While there will continue to be a fair amount of consolidation in the industry there will also be new emerging players providing the industry and consumers a healthy mix of large and small providers.
Yesterday I published an article titled “The New World of Assisted Living – I Am Not So Sure.” it was based on an article on the Forbes website by Howard Glickman that reflected his future casting on assisted living. While I think it is a very good read, I expressed reservations about several of his beliefs.

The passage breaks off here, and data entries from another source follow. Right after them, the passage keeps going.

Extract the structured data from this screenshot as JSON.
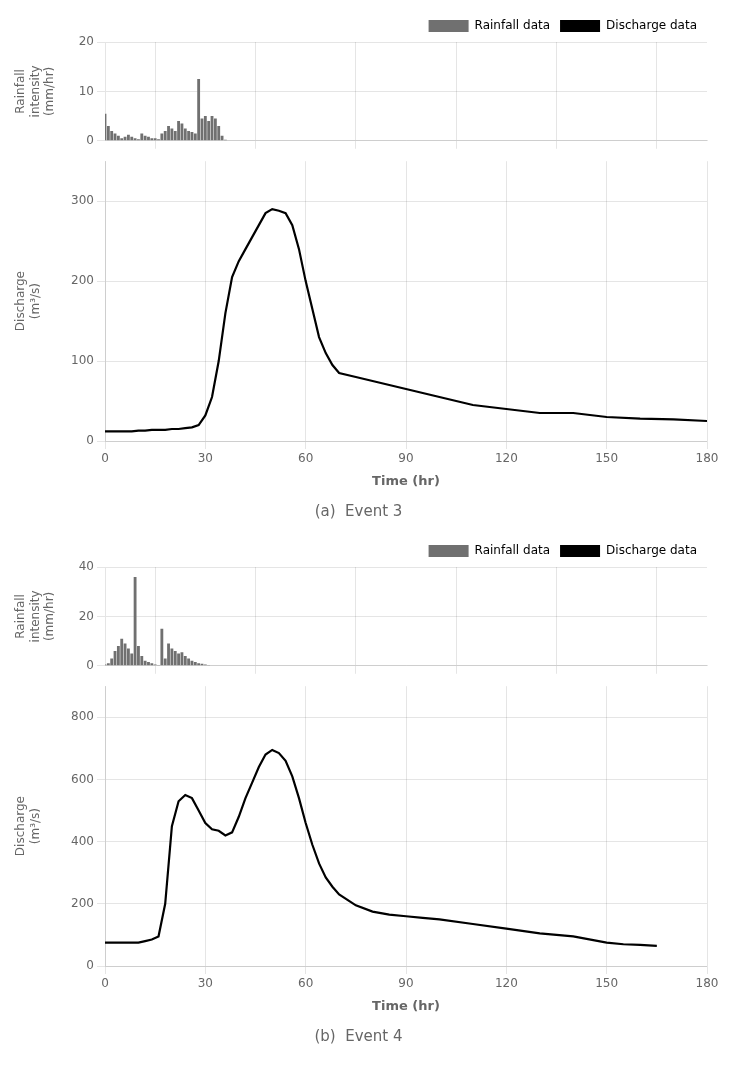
{
  "chart_data": [
    {
      "type": "line",
      "title": "(a)  Event 3",
      "xlabel": "Time (hr)",
      "ylabel": "Discharge\n(m³/s)",
      "y2label": "Rainfall\nintensity\n(mm/hr)",
      "xlim": [
        0,
        180
      ],
      "xticks": [
        0,
        30,
        60,
        90,
        120,
        150,
        180
      ],
      "ylim": [
        0,
        350
      ],
      "yticks": [
        0,
        100,
        200,
        300
      ],
      "y2lim": [
        0,
        20
      ],
      "y2ticks": [
        0,
        10,
        20
      ],
      "grid": true,
      "legend": "upper right",
      "series": [
        {
          "name": "Rainfall data",
          "type": "bar",
          "color": "#707070",
          "axis": "y2",
          "x": [
            0,
            1,
            2,
            3,
            4,
            5,
            6,
            7,
            8,
            9,
            10,
            11,
            12,
            13,
            14,
            15,
            16,
            17,
            18,
            19,
            20,
            21,
            22,
            23,
            24,
            25,
            26,
            27,
            28,
            29,
            30,
            31,
            32,
            33,
            34,
            35,
            36,
            37,
            38,
            39,
            40,
            41,
            42,
            43,
            44,
            45,
            46,
            47,
            48,
            49,
            50
          ],
          "values": [
            5.5,
            3.0,
            2.0,
            1.5,
            1.0,
            0.5,
            0.8,
            1.2,
            0.8,
            0.5,
            0.3,
            1.5,
            1.0,
            0.8,
            0.5,
            0.5,
            0.3,
            1.5,
            2.0,
            3.0,
            2.5,
            2.0,
            4.0,
            3.5,
            2.5,
            2.0,
            1.8,
            1.5,
            12.5,
            4.5,
            5.0,
            4.0,
            5.0,
            4.5,
            3.0,
            1.0,
            0.2,
            0.0,
            0.0,
            0.0,
            0.0,
            0.0,
            0.0,
            0.0,
            0.0,
            0.0,
            0.0,
            0.0,
            0.0,
            0.0,
            0.0
          ]
        },
        {
          "name": "Discharge data",
          "type": "line",
          "color": "#000000",
          "x": [
            0,
            2,
            4,
            6,
            8,
            10,
            12,
            14,
            16,
            18,
            20,
            22,
            24,
            26,
            28,
            30,
            32,
            34,
            36,
            38,
            40,
            42,
            44,
            46,
            48,
            50,
            52,
            54,
            56,
            58,
            60,
            62,
            64,
            66,
            68,
            70,
            75,
            80,
            85,
            90,
            95,
            100,
            110,
            120,
            130,
            140,
            150,
            160,
            170,
            180
          ],
          "values": [
            12,
            12,
            12,
            12,
            12,
            13,
            13,
            14,
            14,
            14,
            15,
            15,
            16,
            17,
            20,
            32,
            55,
            100,
            160,
            205,
            225,
            240,
            255,
            270,
            285,
            290,
            288,
            285,
            270,
            240,
            200,
            165,
            130,
            110,
            95,
            85,
            80,
            75,
            70,
            65,
            60,
            55,
            45,
            40,
            35,
            35,
            30,
            28,
            27,
            25
          ]
        }
      ]
    },
    {
      "type": "line",
      "title": "(b)  Event 4",
      "xlabel": "Time (hr)",
      "ylabel": "Discharge\n(m³/s)",
      "y2label": "Rainfall\nintensity\n(mm/hr)",
      "xlim": [
        0,
        180
      ],
      "xticks": [
        0,
        30,
        60,
        90,
        120,
        150,
        180
      ],
      "ylim": [
        0,
        900
      ],
      "yticks": [
        0,
        200,
        400,
        600,
        800
      ],
      "y2lim": [
        0,
        40
      ],
      "y2ticks": [
        0,
        20,
        40
      ],
      "grid": true,
      "legend": "upper right",
      "series": [
        {
          "name": "Rainfall data",
          "type": "bar",
          "color": "#707070",
          "axis": "y2",
          "x": [
            0,
            1,
            2,
            3,
            4,
            5,
            6,
            7,
            8,
            9,
            10,
            11,
            12,
            13,
            14,
            15,
            16,
            17,
            18,
            19,
            20,
            21,
            22,
            23,
            24,
            25,
            26,
            27,
            28,
            29,
            30,
            31,
            32,
            33,
            34,
            35,
            36,
            37,
            38,
            39,
            40,
            41,
            42,
            43,
            44,
            45,
            46,
            47,
            48,
            49,
            50
          ],
          "values": [
            0.5,
            1.0,
            3.0,
            6.0,
            8.0,
            11.0,
            9.0,
            7.0,
            5.0,
            36.0,
            8.0,
            4.0,
            2.0,
            1.5,
            1.0,
            0.5,
            0.3,
            15.0,
            3.0,
            9.0,
            7.0,
            6.0,
            5.0,
            5.5,
            4.0,
            3.0,
            2.0,
            1.5,
            1.0,
            0.8,
            0.5,
            0.3,
            0.0,
            0.0,
            0.0,
            0.0,
            0.0,
            0.0,
            0.0,
            0.0,
            0.0,
            0.0,
            0.0,
            0.0,
            0.0,
            0.0,
            0.0,
            0.0,
            0.0,
            0.0,
            0.0
          ]
        },
        {
          "name": "Discharge data",
          "type": "line",
          "color": "#000000",
          "x": [
            0,
            2,
            4,
            6,
            8,
            10,
            12,
            14,
            16,
            18,
            20,
            22,
            24,
            26,
            28,
            30,
            32,
            34,
            36,
            38,
            40,
            42,
            44,
            46,
            48,
            50,
            52,
            54,
            56,
            58,
            60,
            62,
            64,
            66,
            68,
            70,
            75,
            80,
            85,
            90,
            95,
            100,
            110,
            120,
            130,
            140,
            150,
            155,
            160,
            165
          ],
          "values": [
            75,
            75,
            75,
            75,
            75,
            75,
            80,
            85,
            95,
            200,
            450,
            530,
            550,
            540,
            500,
            460,
            440,
            435,
            420,
            430,
            480,
            540,
            590,
            640,
            680,
            695,
            685,
            660,
            610,
            540,
            460,
            390,
            330,
            285,
            255,
            230,
            195,
            175,
            165,
            160,
            155,
            150,
            135,
            120,
            105,
            95,
            75,
            70,
            68,
            65
          ]
        }
      ]
    }
  ]
}
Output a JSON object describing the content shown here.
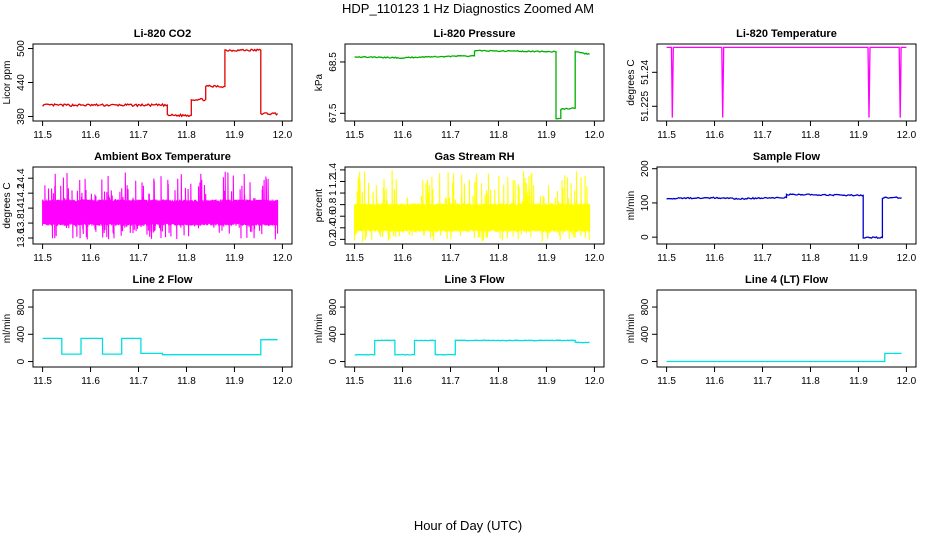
{
  "title": "HDP_110123  1 Hz Diagnostics Zoomed AM",
  "xlabel": "Hour of Day (UTC)",
  "chart_data": [
    {
      "type": "line",
      "title": "Li-820 CO2",
      "ylabel": "Licor ppm",
      "color": "#e00000",
      "xlim": [
        11.48,
        12.02
      ],
      "ylim": [
        372,
        508
      ],
      "xticks": [
        11.5,
        11.6,
        11.7,
        11.8,
        11.9,
        12.0
      ],
      "yticks": [
        380,
        440,
        500
      ],
      "noise": 2,
      "x": [
        11.5,
        11.76,
        11.76,
        11.81,
        11.81,
        11.84,
        11.84,
        11.88,
        11.88,
        11.955,
        11.955,
        11.99
      ],
      "y": [
        400,
        400,
        382,
        382,
        410,
        410,
        433,
        433,
        497,
        497,
        385,
        385
      ]
    },
    {
      "type": "line",
      "title": "Li-820 Pressure",
      "ylabel": "kPa",
      "color": "#00b000",
      "xlim": [
        11.48,
        12.02
      ],
      "ylim": [
        67.35,
        68.85
      ],
      "xticks": [
        11.5,
        11.6,
        11.7,
        11.8,
        11.9,
        12.0
      ],
      "yticks": [
        67.5,
        68.5
      ],
      "noise": 0.01,
      "x": [
        11.5,
        11.6,
        11.65,
        11.75,
        11.75,
        11.92,
        11.92,
        11.93,
        11.93,
        11.96,
        11.96,
        11.97,
        11.99
      ],
      "y": [
        68.6,
        68.58,
        68.6,
        68.62,
        68.72,
        68.7,
        67.4,
        67.4,
        67.58,
        67.6,
        68.7,
        68.68,
        68.65
      ]
    },
    {
      "type": "line",
      "title": "Li-820 Temperature",
      "ylabel": "degrees C",
      "color": "#ff00ff",
      "xlim": [
        11.48,
        12.02
      ],
      "ylim": [
        51.2185,
        51.2525
      ],
      "xticks": [
        11.5,
        11.6,
        11.7,
        11.8,
        11.9,
        12.0
      ],
      "yticks": [
        51.225,
        51.24
      ],
      "noise": 0,
      "x": [
        11.5,
        11.51,
        11.512,
        11.514,
        11.615,
        11.617,
        11.619,
        11.92,
        11.922,
        11.924,
        11.985,
        11.987,
        11.989,
        12.0
      ],
      "y": [
        51.251,
        51.251,
        51.22,
        51.251,
        51.251,
        51.22,
        51.251,
        51.251,
        51.22,
        51.251,
        51.251,
        51.22,
        51.251,
        51.251
      ]
    },
    {
      "type": "line",
      "title": "Ambient Box Temperature",
      "ylabel": "degrees C",
      "color": "#ff00ff",
      "xlim": [
        11.48,
        12.02
      ],
      "ylim": [
        13.52,
        14.55
      ],
      "xticks": [
        11.5,
        11.6,
        11.7,
        11.8,
        11.9,
        12.0
      ],
      "yticks": [
        13.6,
        13.8,
        14.0,
        14.2,
        14.4
      ],
      "noise": 0,
      "band": {
        "min": 13.58,
        "max": 14.5,
        "lo": 13.78,
        "hi": 14.1,
        "seed": 7
      },
      "x": [
        11.5,
        11.99
      ],
      "y": [
        13.95,
        13.95
      ]
    },
    {
      "type": "line",
      "title": "Gas Stream RH",
      "ylabel": "percent",
      "color": "#ffff00",
      "xlim": [
        11.48,
        12.02
      ],
      "ylim": [
        0.12,
        1.45
      ],
      "xticks": [
        11.5,
        11.6,
        11.7,
        11.8,
        11.9,
        12.0
      ],
      "yticks": [
        0.2,
        0.4,
        0.6,
        0.8,
        1.0,
        1.2,
        1.4
      ],
      "noise": 0,
      "band": {
        "min": 0.15,
        "max": 1.4,
        "lo": 0.35,
        "hi": 0.8,
        "seed": 11
      },
      "x": [
        11.5,
        11.99
      ],
      "y": [
        0.55,
        0.55
      ]
    },
    {
      "type": "line",
      "title": "Sample Flow",
      "ylabel": "ml/min",
      "color": "#0000cc",
      "xlim": [
        11.48,
        12.02
      ],
      "ylim": [
        -20,
        205
      ],
      "xticks": [
        11.5,
        11.6,
        11.7,
        11.8,
        11.9,
        12.0
      ],
      "yticks": [
        0,
        100,
        200
      ],
      "noise": 2,
      "x": [
        11.5,
        11.6,
        11.65,
        11.75,
        11.75,
        11.8,
        11.91,
        11.91,
        11.95,
        11.95,
        11.99
      ],
      "y": [
        113,
        115,
        112,
        116,
        125,
        124,
        122,
        -1,
        -1,
        115,
        115
      ]
    },
    {
      "type": "line",
      "title": "Line 2 Flow",
      "ylabel": "ml/min",
      "color": "#00e0e0",
      "xlim": [
        11.48,
        12.02
      ],
      "ylim": [
        -80,
        1050
      ],
      "xticks": [
        11.5,
        11.6,
        11.7,
        11.8,
        11.9,
        12.0
      ],
      "yticks": [
        0,
        400,
        800
      ],
      "noise": 0,
      "x": [
        11.5,
        11.54,
        11.54,
        11.58,
        11.58,
        11.625,
        11.625,
        11.665,
        11.665,
        11.705,
        11.705,
        11.75,
        11.75,
        11.955,
        11.955,
        11.99
      ],
      "y": [
        340,
        340,
        110,
        110,
        340,
        340,
        110,
        110,
        340,
        340,
        120,
        120,
        100,
        100,
        320,
        320
      ]
    },
    {
      "type": "line",
      "title": "Line 3 Flow",
      "ylabel": "ml/min",
      "color": "#00e0e0",
      "xlim": [
        11.48,
        12.02
      ],
      "ylim": [
        -80,
        1050
      ],
      "xticks": [
        11.5,
        11.6,
        11.7,
        11.8,
        11.9,
        12.0
      ],
      "yticks": [
        0,
        400,
        800
      ],
      "noise": 4,
      "x": [
        11.5,
        11.542,
        11.542,
        11.584,
        11.584,
        11.625,
        11.625,
        11.668,
        11.668,
        11.71,
        11.71,
        11.96,
        11.96,
        11.99
      ],
      "y": [
        100,
        100,
        310,
        310,
        100,
        100,
        310,
        310,
        100,
        100,
        310,
        310,
        280,
        280
      ]
    },
    {
      "type": "line",
      "title": "Line 4 (LT) Flow",
      "ylabel": "ml/min",
      "color": "#00e0e0",
      "xlim": [
        11.48,
        12.02
      ],
      "ylim": [
        -80,
        1050
      ],
      "xticks": [
        11.5,
        11.6,
        11.7,
        11.8,
        11.9,
        12.0
      ],
      "yticks": [
        0,
        400,
        800
      ],
      "noise": 0,
      "x": [
        11.5,
        11.955,
        11.955,
        11.99
      ],
      "y": [
        0,
        0,
        120,
        120
      ]
    }
  ]
}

Today I want to offer my views of what assisted living will look like in the future:
- Consolidation – While there will continue to be a fair amount of consolidation in the industry, there will also be new emerging players providing the industry and consumers a healthy mix of large and small providers. Even today we see senior living companies like Merrill Gardens and Bonaventure selling parts of their portofolios, freeing up resources to develop their next generation senior living.
- Fragmentation – All indications are that while encountering some expected choppy sailing, Brookdale is well on its way toward successfully integrating Emeritus into its family. I don’t think this will be a universal result of consolidation. I believe we will see some of these mergers implode with lots buyers with ready cash standing by to pick up the pieces.
- Medical Model Assisted Living – The amount of healthcare allowed in assisted living communities varies greatly from state to state. Ultimately though allowing extensive nursing services in assisted living communities serves government well. It also mostly serves residents well. Some would argue the quality of care in medical model assisted living is not as good as in a skilled nursing facility. There does not seem to be much hard evidence that this is true. In fact, in many cases, a medical model resident actually receives more one-on-one care in AL than they would in a skilled nursing facility. This is largely the case because in skilled nursing regulatory compliance chews up so much staff time.
- Social Model Assisted Living – There will also continue to be a need for assisted living that operates on more of a social model, though if trends continue, the demand for this style of assisted living will continue to diminish. This is unfortunate and has largely been brought on (though unintentionally) by the senior living operators.
- New Models: Assisted Living – I think we are going to see a wider variety of senior living options. We are already seeing some of this. LGBT-specific communities, and university-based communities. Of course, in some sense, it is really an old model used by churches, retired military officers and teachers.
We are seeing a major resurgence in small home-like communities (not memory care) that are home to 12-25 residents operating more or less autonomously even if clustered on a single campus. I could see a Hard Rock Café does senior living, or communities of book or movie lovers.
I can also envision senior living communities that will better serve the moderate income seniors where part of the care will be in the form of sweat equity by either seniors or their families.
- New Models: Independent Living – I expect to see a resurgence of independent living with services that will better appeal to younger seniors. I also would anticipate seeing more independent living as a method to better control costs.
- New Models: Non-Traditional – I think we will see some really crazy, creative cool operating models that I can only begin to imagine: Golden Girls co-housing; multigenerational house sharing that allows young families to purchase homes in return for caring for non–related elders. There is someone in Canada right now who has created a co-housing, almost-assisted-living model that looks like a condo or co-op where the resident or their family purchase an ownership share that can be resold when the elder no longer needs it.
- New Model: Steve’s Crazy New Idea – This one will need to wait for an article of its own.
The senior living industry is vast and growing. There are a bunch of new players looking at how to serve seniors in all sort of new and novel ways, both in senior communities and at home. It is an exciting time and I would never ever suggest that assisted living as we are doing it today is in serious trouble or is even facing huge challenges.